Oggi, la sua missione si concretizza nelle strade di Roma, dove, "armato" di rosario, ma anche megafono, o fischietto, o pallone, porta avanti un'autentica battaglia non violenta ma determinata contro lo spaccio e la criminalità organizzata. La fondazione dell'Opera Don Giustino, realizzata in un edificio confiscato alla banda della Magliana, rappresenta la perfetta sintesi del suo operato: trasformare ciò che era simbolo di illegalità in un faro di speranza per i più bisognosi.
Don Antonio Coluccia sbarca per la prima volta in Sardegna, nella sua missione contro lo spaccio e le dipendenze giovanili. Il sacerdote antimafia, conosciuto per il suo impegno nelle periferie romane, è giunto ieri al Museo Archeologico di Olbia, scortato dalle forze dell'ordine e con un pallone da calcio sotto braccio, simbolo dello sport come alternativa alla strada.
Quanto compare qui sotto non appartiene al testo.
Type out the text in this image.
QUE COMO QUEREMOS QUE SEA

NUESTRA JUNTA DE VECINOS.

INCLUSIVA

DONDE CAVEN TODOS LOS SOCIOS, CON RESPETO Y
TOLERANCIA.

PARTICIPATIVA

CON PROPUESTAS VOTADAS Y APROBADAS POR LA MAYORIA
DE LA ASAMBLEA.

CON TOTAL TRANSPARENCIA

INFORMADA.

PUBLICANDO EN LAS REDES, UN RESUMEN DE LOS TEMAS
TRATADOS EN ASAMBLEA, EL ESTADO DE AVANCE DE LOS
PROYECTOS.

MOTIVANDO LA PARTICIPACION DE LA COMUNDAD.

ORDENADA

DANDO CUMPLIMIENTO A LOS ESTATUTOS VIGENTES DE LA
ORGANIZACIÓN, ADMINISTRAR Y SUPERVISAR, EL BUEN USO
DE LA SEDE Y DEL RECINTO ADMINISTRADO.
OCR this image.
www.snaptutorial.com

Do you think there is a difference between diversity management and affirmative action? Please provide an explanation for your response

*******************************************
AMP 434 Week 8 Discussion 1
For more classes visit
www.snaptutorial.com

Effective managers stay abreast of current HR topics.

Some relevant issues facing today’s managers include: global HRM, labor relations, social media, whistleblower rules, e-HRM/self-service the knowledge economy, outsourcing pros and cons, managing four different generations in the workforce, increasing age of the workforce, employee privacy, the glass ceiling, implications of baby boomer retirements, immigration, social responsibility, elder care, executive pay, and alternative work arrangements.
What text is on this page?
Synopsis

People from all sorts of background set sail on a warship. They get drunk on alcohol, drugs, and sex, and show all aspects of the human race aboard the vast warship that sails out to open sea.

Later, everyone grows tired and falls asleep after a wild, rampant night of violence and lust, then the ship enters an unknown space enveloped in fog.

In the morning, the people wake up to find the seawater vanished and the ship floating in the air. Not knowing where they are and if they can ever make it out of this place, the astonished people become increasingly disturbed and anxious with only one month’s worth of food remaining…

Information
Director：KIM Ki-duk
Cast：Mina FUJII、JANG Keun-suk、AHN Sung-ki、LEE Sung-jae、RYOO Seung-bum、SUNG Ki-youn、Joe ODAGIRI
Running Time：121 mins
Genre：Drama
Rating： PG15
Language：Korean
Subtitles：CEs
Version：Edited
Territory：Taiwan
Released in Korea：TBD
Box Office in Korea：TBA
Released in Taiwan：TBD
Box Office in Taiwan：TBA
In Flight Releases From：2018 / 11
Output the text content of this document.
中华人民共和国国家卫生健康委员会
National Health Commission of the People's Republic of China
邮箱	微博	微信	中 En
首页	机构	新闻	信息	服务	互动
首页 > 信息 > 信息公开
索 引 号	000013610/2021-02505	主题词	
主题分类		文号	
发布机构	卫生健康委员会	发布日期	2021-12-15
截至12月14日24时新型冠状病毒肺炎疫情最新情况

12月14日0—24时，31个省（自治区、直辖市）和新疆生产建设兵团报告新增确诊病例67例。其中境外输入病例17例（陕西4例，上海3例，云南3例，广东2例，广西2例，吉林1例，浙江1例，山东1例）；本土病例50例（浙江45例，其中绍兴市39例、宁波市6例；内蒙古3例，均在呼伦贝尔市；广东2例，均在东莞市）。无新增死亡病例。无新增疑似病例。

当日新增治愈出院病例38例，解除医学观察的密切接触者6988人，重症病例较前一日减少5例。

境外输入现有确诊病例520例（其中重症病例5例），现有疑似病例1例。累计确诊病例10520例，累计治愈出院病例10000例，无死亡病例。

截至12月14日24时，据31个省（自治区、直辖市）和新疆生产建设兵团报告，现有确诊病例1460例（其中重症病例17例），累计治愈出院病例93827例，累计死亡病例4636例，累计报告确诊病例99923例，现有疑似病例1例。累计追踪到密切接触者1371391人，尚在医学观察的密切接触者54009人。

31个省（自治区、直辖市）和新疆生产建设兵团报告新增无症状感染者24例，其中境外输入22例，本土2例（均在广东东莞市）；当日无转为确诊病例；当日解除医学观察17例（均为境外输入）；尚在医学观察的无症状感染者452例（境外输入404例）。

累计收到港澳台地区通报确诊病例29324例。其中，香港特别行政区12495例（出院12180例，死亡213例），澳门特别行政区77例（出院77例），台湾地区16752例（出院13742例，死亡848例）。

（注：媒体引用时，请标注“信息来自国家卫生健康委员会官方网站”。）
In una città in forte espansione economica come Olbia, il fenomeno della dipendenza da sostanze stupefacenti sta assumendo contorni preoccupanti. Il problema tocca sempre più gli adolescenti, con ragazzi di appena 14-15 anni che si avvicinano a cannabis e alcol, spinti dalla noia o dalla pressione del gruppo. Una tendenza allarmante che Don Coluccia è venuto ad affrontare, portando la sua testimonianza e il suo messaggio di speranza ai giovani della Gallura.
Il suo messaggio è chiaro e diretto: "Dobbiamo dire a questi ragazzi che la vita è il più grande dono che hanno. Devono amare la loro vita. La droga è il vero inganno della vita e questi giovani la perdono quando, nella ricerca di nuove emozioni, si rifugiano nella droga, nell'alcol o nel gioco d'azzardo. Voglio gridare loro che la droga è l'inganno, la vita è stupefacente. Ripeto è la vita ad essere stupefacente, non le sostanze!".
Il sacerdote insiste sull'importanza dell'impegno sociale e dello sport nella vita dei giovani: "È fondamentale che i ragazzi si impegnino nella società civile in cui vivono, anche in questa terra che ne ha tanto bisogno. Alla loro età è importante fare attività sportiva, perché lo sport è determinante nella crescita degli adolescenti. Nella mia esperienza ho visto tanti morti di overdose, li ho trovati per terra, ma non ho mai visto un drogato felice. Sotto l'aspetto religioso, la droga è l'eucaristia di satana".
Sul legame tra droga e criminalità organizzata, don Coluccia non ha dubbi: "Oggi la droga è il vero PIL della mafia e delle organizzazioni criminali. Questi soldi devono essere 'purificati' attraverso le attività commerciali. Olbia non è esente da questo fenomeno, lo dimostrano le operazioni delle forze dell'ordine e i quintali di droga sequestrati. Ringraziamo la Polizia di Stato, l'Arma dei Carabinieri e la Guardia di Finanza per tutto il bene che fanno ogni giorno in questi territori".
Parlando con la dolcezza e la fermezza di un vero educatore, don Coluccia affronta il tema delle motivazioni: "Dobbiamo capire cosa spinge i ragazzi all'uso di droghe, perché continuano a farlo." Poi, ricorrendo a una potente metafora religiosa, spiega: "Esiste il crocifisso e il crocifissore: i crocifissi sono i giovani, deboli, fragili che fanno uso di queste sostanze, mentre i veri crocifissori sono gli spacciatori e le organizzazioni criminali che hanno tutto l'interesse a mantenere questo sistema. Se nelle grandi città vediamo le piazze di spaccio, qui in Gallura dobbiamo guardare alle ville e alle case dove avviene l'approvvigionamento".
Don Coluccia conclude con un appello alla responsabilità collettiva: "È dovere di ogni cittadino e di ogni battezzato combattere questo fenomeno. Chi ha un pò di sensibilità e amore per la vita non può restare indifferente. La droga è democratica, non guarda in faccia nessuno, e il suo legame con la mafia è inscindibile. Ai ragazzi dico: amate la vita, è il dono più prezioso che avete".
Con il pallone da calcio sempre sotto braccio Don Coluccia ha lasciato Olbia e la Gallura, per recarsi a Sassari scortato dai suoi "angeli custodi". Ma il suo messaggio resta, potente come il fischietto che usa nelle periferie romane: la vera sfida contro la droga si vince solo insieme, cittadini e istituzioni, attraverso l'amore per la vita e per il prossimo.